Hello again! I’ve found another piece of quirky behaviour inside Do.

Consider this example: (fuller example with tests)

module ConvertToUpperCase
  class SingletonDoAllShortcut
    class << self
      include Dry::Monads[:do, :try]

      def call(string)
        yield to_upper(string)
      end

      private

      def to_upper(s)
        Try { String(s).upcase }
      end
    end
  end
end

ConvertToUpperCase::SingletonDoAllShortcut.call("pow!") # => LocalJumpError (no block given)

Do::All does not behave as expected when invoked inside a singleton class. For whatever reason, the methods are not detected by Do::All and so aren’t wrapped. When the code is invoked, the developer just sees LocalJumpError exceptions. This was super-confusing when I first encountered it: it took me a while to believe the issue was with dry-rb and not my development environment!

As demonstrated in the fuller example:

include Dry::Monads[:do] in the singleton class
include Dry::Monads::Do::All in the singleton class
include Dry::Monads::Do.for in the singleton class
include All in the main class, and call .new.call in the singleton class


Given the wider conventions outlined by dry-container & dry-system (Klass.new.call is preferred over Klass.call), I wouldn’t be surprised if this is a WONTFIX issue - especially if a singleton-class wrapper is such a simple workaround!
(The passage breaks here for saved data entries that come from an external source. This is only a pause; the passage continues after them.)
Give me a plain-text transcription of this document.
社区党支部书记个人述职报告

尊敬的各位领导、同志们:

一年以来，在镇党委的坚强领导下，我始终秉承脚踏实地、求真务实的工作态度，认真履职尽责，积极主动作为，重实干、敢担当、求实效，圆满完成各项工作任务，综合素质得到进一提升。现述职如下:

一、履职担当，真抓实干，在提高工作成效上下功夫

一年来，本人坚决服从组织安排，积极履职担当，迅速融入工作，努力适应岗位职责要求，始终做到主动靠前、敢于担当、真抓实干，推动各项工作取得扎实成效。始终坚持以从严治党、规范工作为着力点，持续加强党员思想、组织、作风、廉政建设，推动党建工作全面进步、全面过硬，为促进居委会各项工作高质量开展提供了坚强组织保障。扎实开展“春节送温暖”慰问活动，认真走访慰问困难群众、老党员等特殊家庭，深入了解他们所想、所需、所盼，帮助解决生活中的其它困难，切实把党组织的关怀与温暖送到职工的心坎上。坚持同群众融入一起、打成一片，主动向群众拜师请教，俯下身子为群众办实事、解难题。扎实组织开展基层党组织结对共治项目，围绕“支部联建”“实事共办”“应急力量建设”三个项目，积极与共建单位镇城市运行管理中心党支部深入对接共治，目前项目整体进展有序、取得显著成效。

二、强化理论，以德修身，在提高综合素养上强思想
I’d like to contribute to the documentation so this behaviour is less surprising (or at least easily-discoverable). How can I best do that?

1 Like

When using class methods, you should try to extend, not include:

module ConvertToUpperCase
  class SingletonDoAllShortcut
    extend Dry::Monads[:do, :try]
    class << self


      def call(string)
        yield to_upper(string)
      end

      private

      def to_upper(s)
        Try { String(s).upcase }
      end
    end
  end
end

ConvertToUpperCase::SingletonDoAllShortcut.call("pow!")
# => POW!

I’d like to contribute to the documentation so this behaviour is less surprising (or at least
easily-discoverable). How can I best do that?

It’s documented on https://dry-rb.org/gems/dry-monads/1.3/do-notation/ down in the bottom. Perhaps it needs a more in deep documentation (or FAQ) since it’s kind of frequent misunderstanding as you can see in this issue at GitHub:

https://github.com/dry-rb/dry-monads/issues/132

2 Likes

As soon as you mentioned extend I went “of course! That makes sense”.

Where I think a bunch of people (myself included) are getting confused is that Do is the only monad that requires extend:


class X
  class << self
    include Dry::Monads[:result, :maybe, :try, :task]

    def result
      Success(:z)
    end

    def maybe
      None()
    end

    def try
      Try { raise "BOOM" }
    end

    def task
      Task { sleep 2; :ok }
    end
  end
end

p X.result    # => Success(:z)
p X.maybe     # => None
p X.try       # => Try::Error(RuntimeError: BOOM)
p X.task.wait # Task(value=:ok)

I guess this is probably because Ruby can tell the Type Classes are in scope regardless, whereas Do is messing around with methods? Anyone who starts by including rather than extending and picks a monad will have it work, only to break mysteriously when they add :do.

What can we do to make this less surprising?